Hello all! I am trying to generate an EMBL flat file to submit an annotated assembly to ENA. I am using EMBLmyGFF3 to generate the flat file from the whole genome FASTA file and the GFF3 file. I am getting two errors and a common warning which are:
Errors:
17:17:17 ERROR feature: >>start_codon<< is not a valid EMBL feature type. You can ignore this message if you don't need the feature.
Otherwise tell me which EMBL feature it corresponds to by adding the information within the json mapping file.
17:17:17 ERROR feature: >>stop_codon<< is not a valid EMBL feature type. You can ignore this message if you don't need the feature.
Otherwise tell me which EMBL feature it corresponds to by adding the information within the json mapping file.
Warnings:
17:17:43 WARNING EMBLmyGFF3: Sequence NODE_446_length_99_cov_479.909091 too short (99 bp)! Minimum accpeted by ENA is 100, we skip it !
17:17:43 WARNING EMBLmyGFF3: Sequence NODE_447_length_99_cov_30.409091 too short (99 bp)! Minimum accpeted by ENA is 100, we skip it !
17:17:43 WARNING EMBLmyGFF3: Sequence NODE_448_length_98_cov_103.285714 too short (98 bp)! Minimum accpeted by ENA is 100, we skip it !
17:17:43 WARNING EMBLmyGFF3: Sequence NODE_449_length_98_cov_59.095238 too short (98 bp)! Minimum accpeted by ENA is 100, we skip it !
17:17:43 WARNING EMBLmyGFF3: Sequence NODE_450_length_98_cov_49.000000 too short (98 bp)!

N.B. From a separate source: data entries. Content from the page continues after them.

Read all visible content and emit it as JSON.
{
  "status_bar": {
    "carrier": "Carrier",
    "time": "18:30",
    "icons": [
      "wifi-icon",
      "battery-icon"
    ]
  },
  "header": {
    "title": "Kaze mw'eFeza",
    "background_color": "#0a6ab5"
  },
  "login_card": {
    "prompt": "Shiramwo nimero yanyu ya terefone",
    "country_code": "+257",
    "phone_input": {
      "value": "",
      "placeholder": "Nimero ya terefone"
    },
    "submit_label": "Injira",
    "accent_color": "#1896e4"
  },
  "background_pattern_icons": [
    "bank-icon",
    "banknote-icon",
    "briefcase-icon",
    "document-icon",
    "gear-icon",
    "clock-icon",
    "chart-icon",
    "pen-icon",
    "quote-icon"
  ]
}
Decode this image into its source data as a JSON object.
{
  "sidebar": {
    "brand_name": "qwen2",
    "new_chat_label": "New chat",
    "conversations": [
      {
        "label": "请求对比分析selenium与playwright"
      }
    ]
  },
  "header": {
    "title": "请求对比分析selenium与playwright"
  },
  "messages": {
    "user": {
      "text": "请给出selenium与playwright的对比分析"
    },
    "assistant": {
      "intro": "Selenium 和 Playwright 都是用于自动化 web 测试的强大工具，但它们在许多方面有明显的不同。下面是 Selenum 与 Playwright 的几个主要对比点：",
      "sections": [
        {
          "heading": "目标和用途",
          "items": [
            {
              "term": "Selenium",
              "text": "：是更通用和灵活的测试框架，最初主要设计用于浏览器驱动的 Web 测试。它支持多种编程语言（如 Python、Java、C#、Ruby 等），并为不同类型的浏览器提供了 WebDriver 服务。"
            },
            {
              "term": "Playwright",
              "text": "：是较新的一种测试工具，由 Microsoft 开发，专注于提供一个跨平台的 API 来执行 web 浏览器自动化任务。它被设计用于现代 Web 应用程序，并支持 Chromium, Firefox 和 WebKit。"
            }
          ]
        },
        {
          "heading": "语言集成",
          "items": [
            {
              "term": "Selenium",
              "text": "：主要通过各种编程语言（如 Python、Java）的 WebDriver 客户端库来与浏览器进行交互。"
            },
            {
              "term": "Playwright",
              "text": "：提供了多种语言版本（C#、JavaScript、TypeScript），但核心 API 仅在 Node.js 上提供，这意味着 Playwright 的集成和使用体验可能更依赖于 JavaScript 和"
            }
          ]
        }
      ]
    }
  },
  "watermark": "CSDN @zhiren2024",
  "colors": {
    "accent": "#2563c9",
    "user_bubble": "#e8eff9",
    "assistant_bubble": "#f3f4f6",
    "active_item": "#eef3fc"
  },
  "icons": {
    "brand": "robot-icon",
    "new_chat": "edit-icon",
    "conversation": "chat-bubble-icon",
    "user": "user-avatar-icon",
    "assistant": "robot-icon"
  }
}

Minimum accpeted by ENA is 100, we skip it !
17:17:43 WARNING EMBLmyGFF3: Sequence NODE_451_length_98_cov_39.142857 too short (98 bp)! Minimum accpeted by ENA is 100, we skip it !
Can someone please help me address the specified error? Is there any way to handle the warnings and include the short sequences as well?
Thank you!
Thank you. This helps!
Juke34 After so many efforts, I got the tool to work. Thank you. In my own case, I am not submitting the sequences to ENA, but to create a repeats library to be concatenated with RepeatMasker library. I need to have all the repeats model represented, so 100bp cannot be a limit that is acceptable. Is there a work around to avoid this. I do not want to pad the sequence with Ns, it wouldn't make any sense. Thanks for your feedback in advance.
I also would like to point out that how to use the --accession switch is a little confusing the way it is written in the documentation. stating that it is a Boolean data type presupposes that a value is supplied with the argument {True | False}. I had tried this many times with no success until I used only the -a without any argument. I think it needs to be stated explicitly that no argument must be supplied to the parameter. My thoughts.